CD Projekt Red has confirmed that a sequel to Cyberpunk 2077, codenamed Orion, is on the horizon. As intriguing as that news may be, it is also somewhat bittersweet for fans of the original. After a rough launch and years of dedicated labor on the part of Cyberpunk 2077's developers, the game is finally rounding the bend, but it's also supposedly nearing the end. Cyberpunk 2077's DLC will signal the end of its major content additions, being its first and only full-scale expansion. There is so much more to be done in Night City, and much of it could have been explored in a more solid Cyberpunk 2077 rather than a sequel.

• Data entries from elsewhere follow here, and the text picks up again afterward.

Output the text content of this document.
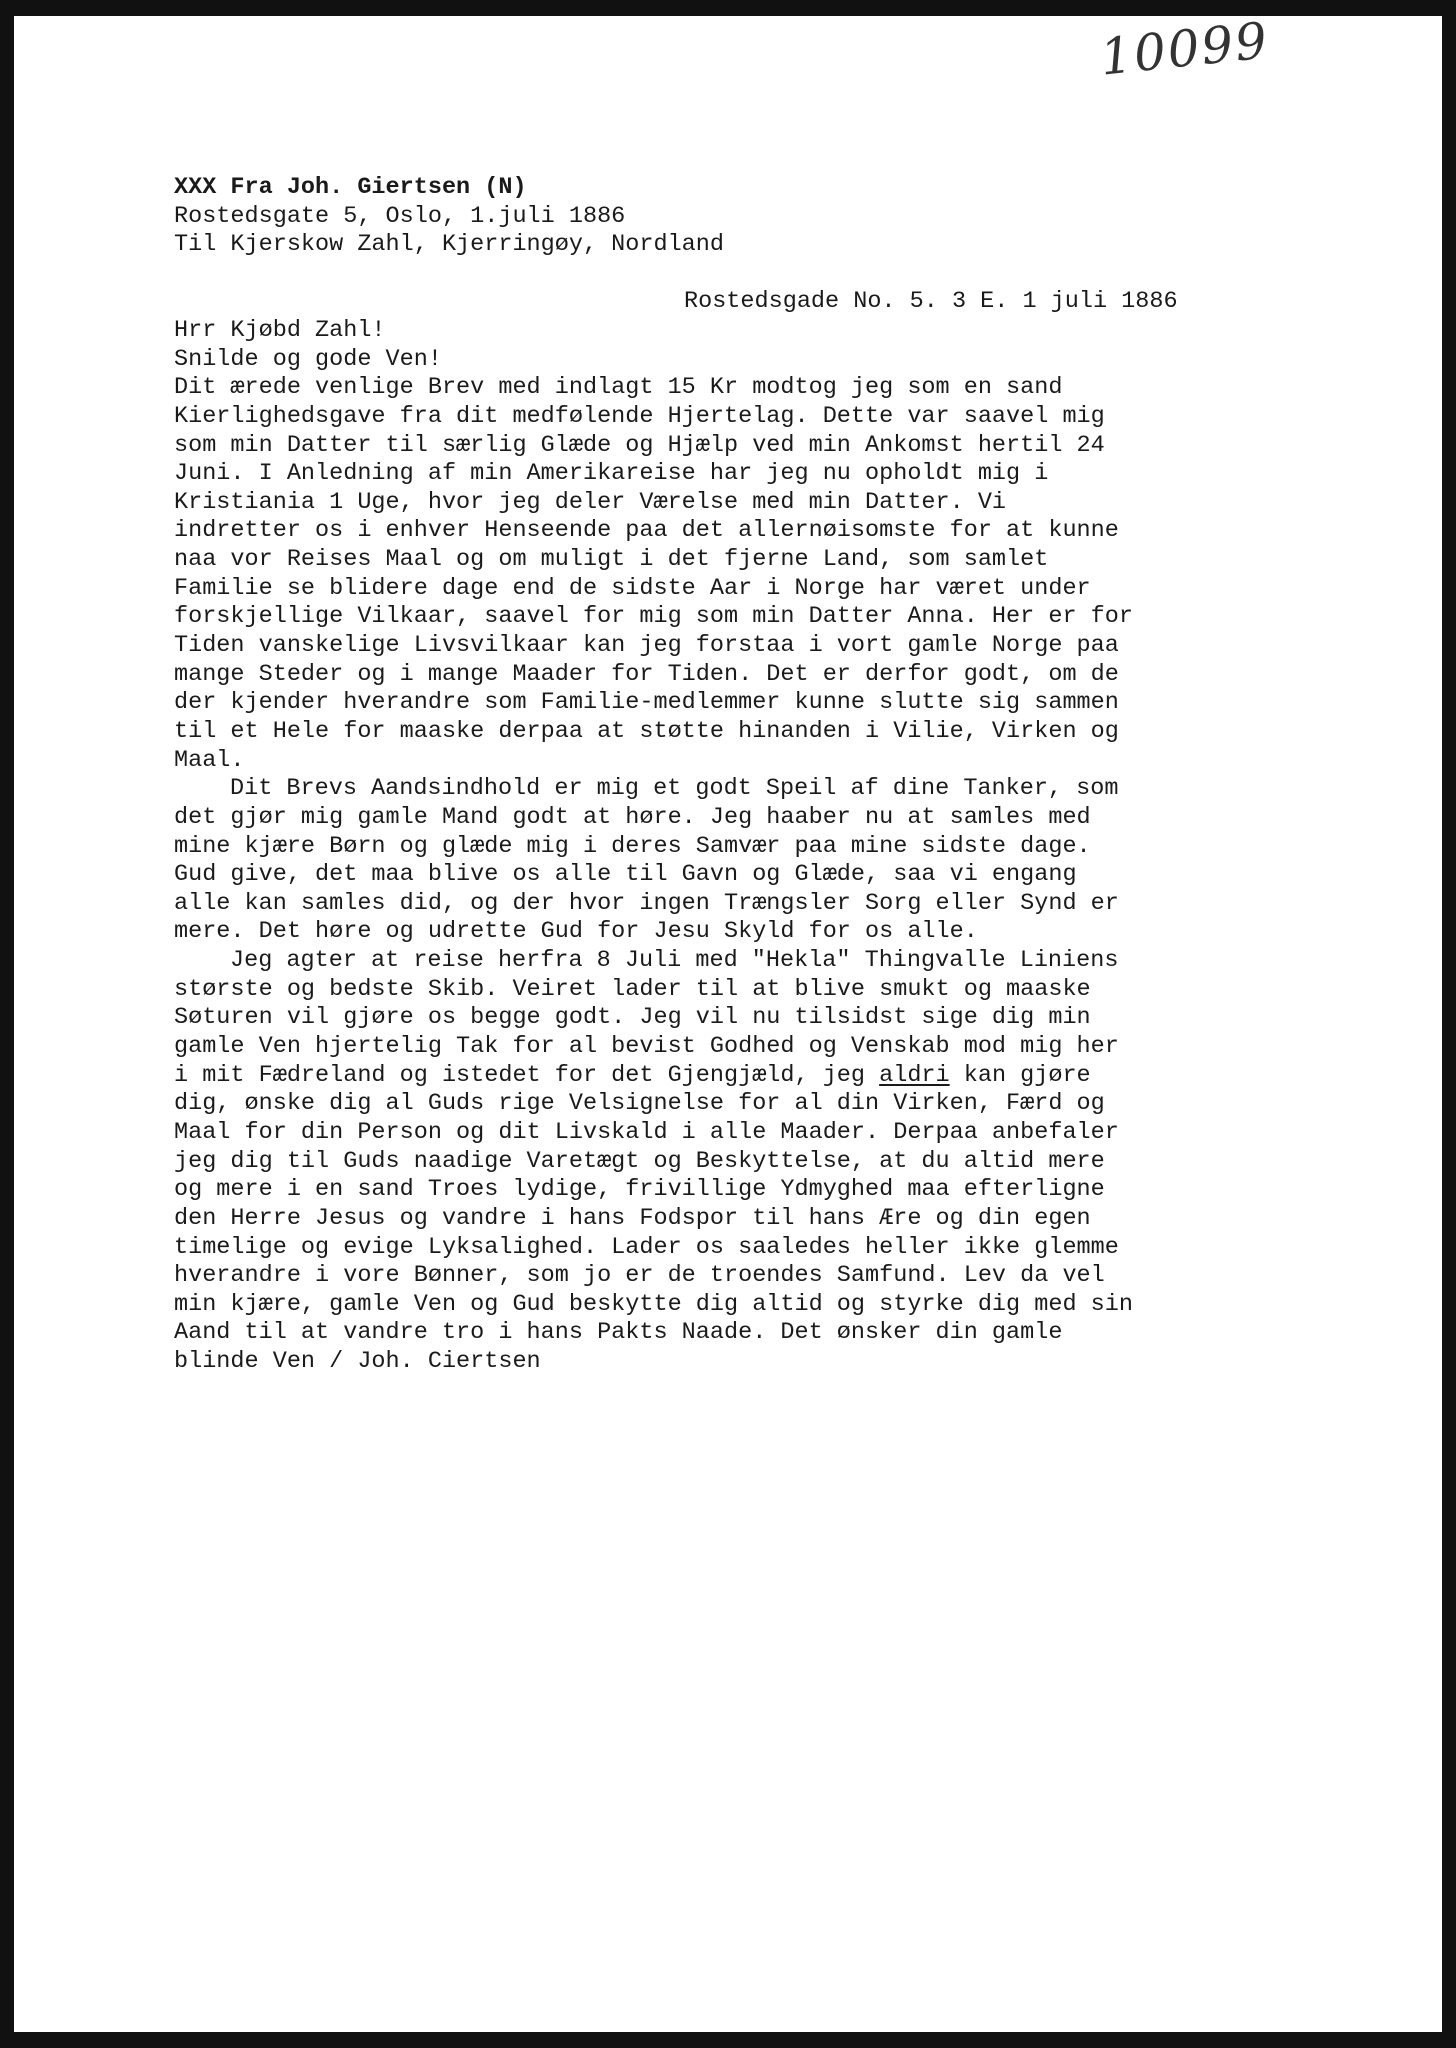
10099
XXX Fra Joh. Giertsen (N)
Rostedsgate 5, Oslo, 1.juli 1886
Til Kjerskow Zahl, Kjerringøy, Nordland
Rostedsgade No. 5. 3 E. 1 juli 1886
Hrr Kjøbd Zahl!
Snilde og gode Ven!
Dit ærede venlige Brev med indlagt 15 Kr modtog jeg som en sand
Kierlighedsgave fra dit medfølende Hjertelag. Dette var saavel mig
som min Datter til særlig Glæde og Hjælp ved min Ankomst hertil 24
Juni. I Anledning af min Amerikareise har jeg nu opholdt mig i
Kristiania 1 Uge, hvor jeg deler Værelse med min Datter. Vi
indretter os i enhver Henseende paa det allernøisomste for at kunne
naa vor Reises Maal og om muligt i det fjerne Land, som samlet
Familie se blidere dage end de sidste Aar i Norge har været under
forskjellige Vilkaar, saavel for mig som min Datter Anna. Her er for
Tiden vanskelige Livsvilkaar kan jeg forstaa i vort gamle Norge paa
mange Steder og i mange Maader for Tiden. Det er derfor godt, om de
der kjender hverandre som Familie-medlemmer kunne slutte sig sammen
til et Hele for maaske derpaa at støtte hinanden i Vilie, Virken og
Maal.
Dit Brevs Aandsindhold er mig et godt Speil af dine Tanker, som
det gjør mig gamle Mand godt at høre. Jeg haaber nu at samles med
mine kjære Børn og glæde mig i deres Samvær paa mine sidste dage.
Gud give, det maa blive os alle til Gavn og Glæde, saa vi engang
alle kan samles did, og der hvor ingen Trængsler Sorg eller Synd er
mere. Det høre og udrette Gud for Jesu Skyld for os alle.
Jeg agter at reise herfra 8 Juli med "Hekla" Thingvalle Liniens
største og bedste Skib. Veiret lader til at blive smukt og maaske
Søturen vil gjøre os begge godt. Jeg vil nu tilsidst sige dig min
gamle Ven hjertelig Tak for al bevist Godhed og Venskab mod mig her
i mit Fædreland og istedet for det Gjengjæld, jeg aldri kan gjøre
dig, ønske dig al Guds rige Velsignelse for al din Virken, Færd og
Maal for din Person og dit Livskald i alle Maader. Derpaa anbefaler
jeg dig til Guds naadige Varetægt og Beskyttelse, at du altid mere
og mere i en sand Troes lydige, frivillige Ydmyghed maa efterligne
den Herre Jesus og vandre i hans Fodspor til hans Ære og din egen
timelige og evige Lyksalighed. Lader os saaledes heller ikke glemme
hverandre i vore Bønner, som jo er de troendes Samfund. Lev da vel
min kjære, gamle Ven og Gud beskytte dig altid og styrke dig med sin
Aand til at vandre tro i hans Pakts Naade. Det ønsker din gamle
blinde Ven / Joh. Ciertsen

Since its controversial and anticlimactic launch, CD Projekt Red has gone to great lengths to fix not only Cyberpunk 2077, but its relationship with the game's consumers as well. Throughout years of gradual progress, bug fixes, and content updates, Cyberpunk 2077 has begun to resemble the game it was promised to be. Night City has far more to offer than it once did, and it does so in an ever more polished fashion. Especially in the wake of the game's recent patches, now is the best time to start playing Cyberpunk 2077, and it would be a shame for the game's life span to be cut short before its best years can eclipse its worst.

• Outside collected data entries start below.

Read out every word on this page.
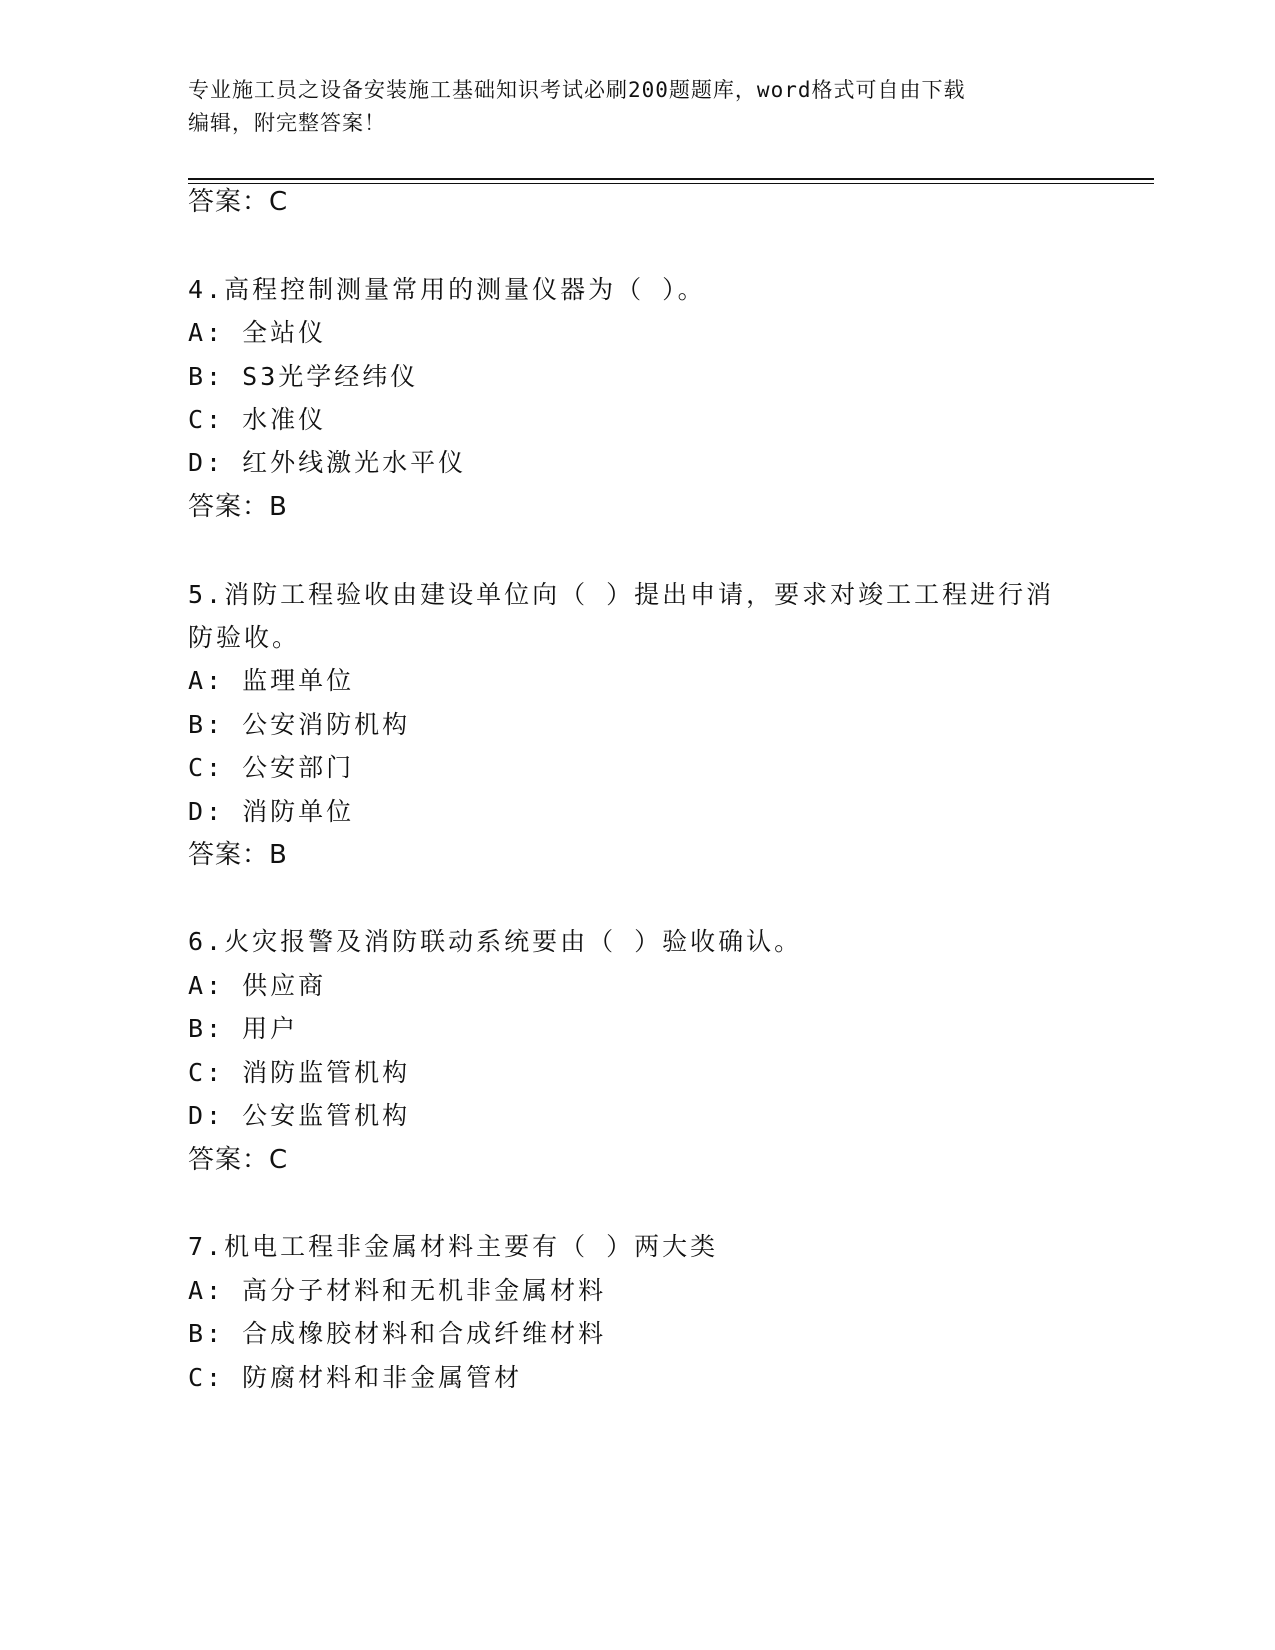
专业施工员之设备安装施工基础知识考试必刷200题题库，word格式可自由下载
编辑，附完整答案！
答案：C
4.高程控制测量常用的测量仪器为（ ）。
A: 全站仪
B: S3光学经纬仪
C: 水准仪
D: 红外线激光水平仪
答案：B
5.消防工程验收由建设单位向（ ）提出申请，要求对竣工工程进行消
防验收。
A: 监理单位
B: 公安消防机构
C: 公安部门
D: 消防单位
答案：B
6.火灾报警及消防联动系统要由（ ）验收确认。
A: 供应商
B: 用户
C: 消防监管机构
D: 公安监管机构
答案：C
7.机电工程非金属材料主要有（ ）两大类
A: 高分子材料和无机非金属材料
B: 合成橡胶材料和合成纤维材料
C: 防腐材料和非金属管材
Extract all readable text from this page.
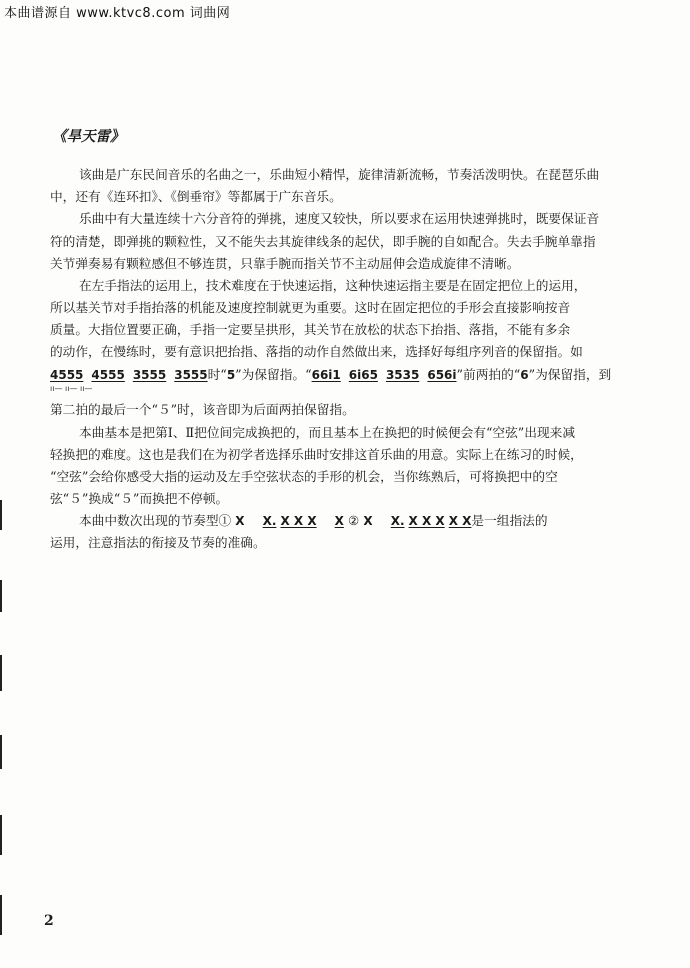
本曲谱源自 www.ktvc8.com 词曲网
《旱天雷》
该曲是广东民间音乐的名曲之一，乐曲短小精悍，旋律清新流畅，节奏活泼明快。在琵琶乐曲
中，还有《连环扣》、《倒垂帘》等都属于广东音乐。
乐曲中有大量连续十六分音符的弹挑，速度又较快，所以要求在运用快速弹挑时，既要保证音
符的清楚，即弹挑的颗粒性，又不能失去其旋律线条的起伏，即手腕的自如配合。失去手腕单靠指
关节弹奏易有颗粒感但不够连贯，只靠手腕而指关节不主动屈伸会造成旋律不清晰。
在左手指法的运用上，技术难度在于快速运指，这种快速运指主要是在固定把位上的运用，
所以基关节对手指抬落的机能及速度控制就更为重要。这时在固定把位的手形会直接影响按音
质量。大指位置要正确，手指一定要呈拱形，其关节在放松的状态下抬指、落指，不能有多余
的动作，在慢练时，要有意识把抬指、落指的动作自然做出来，选择好每组序列音的保留指。如
4555 4555 3555 3555时“5”为保留指。“66i1 6i65 3535 656i”前两拍的“6”为保留指，到
ıı— ıı— ıı—
第二拍的最后一个“５”时，该音即为后面两拍保留指。
本曲基本是把第Ⅰ、Ⅱ把位间完成换把的，而且基本上在换把的时候便会有“空弦”出现来减
轻换把的难度。这也是我们在为初学者选择乐曲时安排这首乐曲的用意。实际上在练习的时候，
“空弦”会给你感受大指的运动及左手空弦状态的手形的机会，当你练熟后，可将换把中的空
弦“５”换成“５”而换把不停顿。
本曲中数次出现的节奏型① X X. X X X X ② X X. X X X X X是一组指法的
运用，注意指法的衔接及节奏的准确。
2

Cyberpunk 2077 Deserves To Reach The Heights It Promised
While the Phantom Liberty expansion seems like an interesting progression from Cyberpunk 2077's main story, Night City is a rich enough setting that there are innumerable ways in which new stories could be told there. Hearing that Phantom Liberty will be the only expansion coming to Cyberpunk 2077 was shocking, because it seemed like the amount of work done thus far had been leading to a new era for Cyberpunk 2077, only for it to actually be the beginning of the end. Stories building off of Cyberpunk 2077's main narrative and characters will be left unfulfilled, and tie-ins like a Cyberpunk: Edgerunners expansion will remain a missed opportunity. The precise nature of Orion is still unclear, but it would be difficult - and unlikely - for a sequel to tie together such threads as seamlessly as expansions could have.
If next year sees the last major content updates to Cyberpunk 2077, many players will likely be left wanting more. Of course, this can also be taken as a positive; it's arguably better for a game to die too soon rather than overstay its welcome. However, it will be difficult to play future titles in this universe without imagining the kind of game that Cyberpunk 2077 could have been.